When building and creating CASFS+, Code Willing wanted to provide as much as possible to their clients without clients needing to download other extensions or add-ons. One thing that has come out of this standard is the use of Apache Airflow, one of the most popular open-source tools for building robust ETL pipelines.
When working in the CASFS+ Cloud Workspace, clients immediately have access to Apache Airflow. No configuring or downloading is needed. By utilizing Airflow with CASFS+, users can easily launch multiple nodes in their network, each with their own pre-configured and isolated Airflow instance.
Following their completion of building CASFS+, Code Willing utilized their own program to solve problems with their own clients. To better understand how Code Willing is specifically leveraging Airflow in CASFS+, here are three different situations in which they leverage Airflow and CASFS+ to deliver data ETL solutions to their clients:
Data Processing
The data processing “Directed Acyclic Graphs” (DAGs) in the Code Willing CASFS+ environment are the core of their Airflow ETL pipelines.

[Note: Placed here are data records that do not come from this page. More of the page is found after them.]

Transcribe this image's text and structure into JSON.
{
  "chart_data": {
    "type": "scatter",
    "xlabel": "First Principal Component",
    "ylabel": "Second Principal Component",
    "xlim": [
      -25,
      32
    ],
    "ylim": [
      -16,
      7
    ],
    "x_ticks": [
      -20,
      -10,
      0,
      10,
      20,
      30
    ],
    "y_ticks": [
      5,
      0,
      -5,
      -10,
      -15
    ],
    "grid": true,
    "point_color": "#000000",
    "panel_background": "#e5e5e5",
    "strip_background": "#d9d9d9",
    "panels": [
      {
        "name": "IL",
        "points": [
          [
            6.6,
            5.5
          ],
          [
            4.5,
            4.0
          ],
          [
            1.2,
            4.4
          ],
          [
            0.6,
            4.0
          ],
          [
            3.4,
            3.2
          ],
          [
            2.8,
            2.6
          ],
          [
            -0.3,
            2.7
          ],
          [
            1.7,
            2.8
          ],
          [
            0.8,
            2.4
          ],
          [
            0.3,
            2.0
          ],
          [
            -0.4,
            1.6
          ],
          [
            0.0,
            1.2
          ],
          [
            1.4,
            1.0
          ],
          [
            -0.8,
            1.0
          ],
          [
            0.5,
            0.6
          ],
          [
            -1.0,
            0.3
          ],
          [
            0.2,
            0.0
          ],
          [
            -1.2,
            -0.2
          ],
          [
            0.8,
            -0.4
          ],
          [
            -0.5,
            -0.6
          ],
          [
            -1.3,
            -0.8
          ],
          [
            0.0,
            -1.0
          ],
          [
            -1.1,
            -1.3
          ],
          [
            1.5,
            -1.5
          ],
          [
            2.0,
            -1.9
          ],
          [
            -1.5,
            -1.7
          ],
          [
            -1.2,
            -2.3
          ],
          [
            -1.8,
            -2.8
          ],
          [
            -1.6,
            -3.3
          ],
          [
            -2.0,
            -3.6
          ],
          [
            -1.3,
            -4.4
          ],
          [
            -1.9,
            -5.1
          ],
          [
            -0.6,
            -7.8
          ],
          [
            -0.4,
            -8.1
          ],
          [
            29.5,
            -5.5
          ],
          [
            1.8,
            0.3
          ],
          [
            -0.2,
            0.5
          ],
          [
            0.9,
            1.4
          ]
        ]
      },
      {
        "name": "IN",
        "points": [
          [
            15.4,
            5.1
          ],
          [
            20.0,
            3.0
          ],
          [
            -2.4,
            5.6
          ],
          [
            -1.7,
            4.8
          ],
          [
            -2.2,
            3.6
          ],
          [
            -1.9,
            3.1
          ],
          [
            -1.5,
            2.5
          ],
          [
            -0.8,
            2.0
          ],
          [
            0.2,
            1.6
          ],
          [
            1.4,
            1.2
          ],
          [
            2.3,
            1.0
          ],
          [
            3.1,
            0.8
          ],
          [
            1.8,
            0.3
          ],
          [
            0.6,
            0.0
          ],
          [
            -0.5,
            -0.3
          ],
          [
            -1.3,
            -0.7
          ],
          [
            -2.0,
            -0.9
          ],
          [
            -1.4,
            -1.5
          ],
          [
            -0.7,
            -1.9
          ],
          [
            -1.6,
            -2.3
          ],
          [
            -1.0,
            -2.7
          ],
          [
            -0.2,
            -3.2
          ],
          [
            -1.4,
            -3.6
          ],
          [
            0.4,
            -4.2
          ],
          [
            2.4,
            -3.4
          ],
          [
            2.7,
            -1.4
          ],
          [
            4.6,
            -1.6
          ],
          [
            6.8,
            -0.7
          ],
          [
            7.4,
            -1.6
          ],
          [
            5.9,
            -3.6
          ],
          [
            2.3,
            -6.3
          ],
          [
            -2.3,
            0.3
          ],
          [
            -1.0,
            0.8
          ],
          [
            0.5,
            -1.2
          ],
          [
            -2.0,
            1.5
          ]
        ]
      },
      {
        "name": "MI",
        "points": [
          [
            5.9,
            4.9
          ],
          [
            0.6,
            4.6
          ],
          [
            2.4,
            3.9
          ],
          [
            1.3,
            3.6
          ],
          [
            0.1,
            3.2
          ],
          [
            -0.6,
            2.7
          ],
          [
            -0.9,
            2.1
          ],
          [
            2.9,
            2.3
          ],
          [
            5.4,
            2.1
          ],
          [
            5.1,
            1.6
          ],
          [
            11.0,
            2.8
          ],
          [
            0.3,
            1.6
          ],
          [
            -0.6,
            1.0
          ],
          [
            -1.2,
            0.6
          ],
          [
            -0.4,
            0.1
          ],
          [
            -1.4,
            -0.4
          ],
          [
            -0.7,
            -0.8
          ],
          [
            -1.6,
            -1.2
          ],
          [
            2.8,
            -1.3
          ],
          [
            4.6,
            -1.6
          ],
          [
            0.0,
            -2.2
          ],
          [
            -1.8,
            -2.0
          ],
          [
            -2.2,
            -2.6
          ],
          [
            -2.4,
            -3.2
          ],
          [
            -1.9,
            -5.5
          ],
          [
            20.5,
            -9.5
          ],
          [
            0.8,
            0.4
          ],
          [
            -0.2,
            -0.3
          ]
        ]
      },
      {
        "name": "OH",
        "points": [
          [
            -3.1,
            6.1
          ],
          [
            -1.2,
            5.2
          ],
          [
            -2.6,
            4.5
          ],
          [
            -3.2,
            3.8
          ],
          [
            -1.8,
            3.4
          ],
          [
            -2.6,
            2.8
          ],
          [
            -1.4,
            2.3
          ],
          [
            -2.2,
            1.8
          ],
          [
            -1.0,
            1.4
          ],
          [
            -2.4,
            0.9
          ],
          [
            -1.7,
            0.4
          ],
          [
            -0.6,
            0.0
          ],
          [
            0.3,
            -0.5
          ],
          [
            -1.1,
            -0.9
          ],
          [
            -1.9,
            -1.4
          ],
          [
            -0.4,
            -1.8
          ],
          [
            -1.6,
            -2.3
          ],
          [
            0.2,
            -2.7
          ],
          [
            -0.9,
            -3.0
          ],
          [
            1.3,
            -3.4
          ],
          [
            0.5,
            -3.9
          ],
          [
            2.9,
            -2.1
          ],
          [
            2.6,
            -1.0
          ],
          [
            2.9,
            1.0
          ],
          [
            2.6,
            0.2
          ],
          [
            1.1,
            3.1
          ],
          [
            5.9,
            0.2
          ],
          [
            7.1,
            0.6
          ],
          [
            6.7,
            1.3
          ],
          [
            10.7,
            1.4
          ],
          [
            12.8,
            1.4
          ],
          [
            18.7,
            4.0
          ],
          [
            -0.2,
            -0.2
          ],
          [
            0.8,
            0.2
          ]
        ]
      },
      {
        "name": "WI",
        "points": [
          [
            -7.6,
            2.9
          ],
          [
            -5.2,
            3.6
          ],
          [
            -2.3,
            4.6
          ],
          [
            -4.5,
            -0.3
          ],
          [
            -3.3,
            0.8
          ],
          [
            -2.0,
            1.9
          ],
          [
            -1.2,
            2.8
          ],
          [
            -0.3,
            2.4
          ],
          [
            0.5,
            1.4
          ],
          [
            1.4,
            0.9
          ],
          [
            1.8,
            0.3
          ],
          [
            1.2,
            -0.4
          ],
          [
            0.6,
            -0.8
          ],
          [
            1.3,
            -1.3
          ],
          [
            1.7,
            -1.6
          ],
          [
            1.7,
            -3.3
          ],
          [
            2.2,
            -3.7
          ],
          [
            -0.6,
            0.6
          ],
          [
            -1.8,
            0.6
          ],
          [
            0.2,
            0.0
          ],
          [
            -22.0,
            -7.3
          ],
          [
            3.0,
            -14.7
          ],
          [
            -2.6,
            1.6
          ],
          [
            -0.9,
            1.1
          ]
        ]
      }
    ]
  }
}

These DAGs are responsible for extracting, transforming and loading (ETL) raw client data into a processed, usable dataset.
Airflow assists in this process by monitoring the CASFS+ file system in real-time for the arrival of dependent files, and launches these tasks as soon as the files arrive. This ensures that Code Willing’s clients will always receive their time-sensitive production data as soon as possible.
Data Quality
Second, several data quality check DAGs are implemented to test the quality of the data from the Data Processing stage. These data quality checks aim to do several things, from checking the format of the ETL data from the Data Processing stage to ensuring that files in the ETL stage are arriving on time. In addition, Airflow has been configured to send both emails and Slack messages to their support team in the event that an alert, such as a failed data quality check or a late file, is raised.
System Health Check Alerts
Finally, Code Willing has also considered the possibility that the entire Airflow service could fail. If this happens, the data quality DAGs discussed above become obsolete, as the service can no longer run them to ensure data is arriving as expected. In response to this situation, Code Willing also utilizes Airflow’s external health checks by regularly monitoring the API endpoints for errors. Similarly to the data quality checks above, in the event that the Airflow service is deemed to be “down,” the Code Willing team will receive Slack and email notifications about the issue.
Conclusion
Code Willing’s goal is to have a high level of expertise on most popular data engineering and analysis tools. Building this expertise allows Code Willing to effectively support clients when they are using well known third-party tools and infrastructure in CASFS+. In addition, leveraging these open-source tools allows Code Willing to be both flexible and effective in meeting its client’s needs. In particular, Apache Airflow has been instrumental in Code Willing’s ability to manage time-sensitive data ETL pipelines for its clients, so much so that it is now part of the CASFS+ Cloud Workspace suite of tools by default.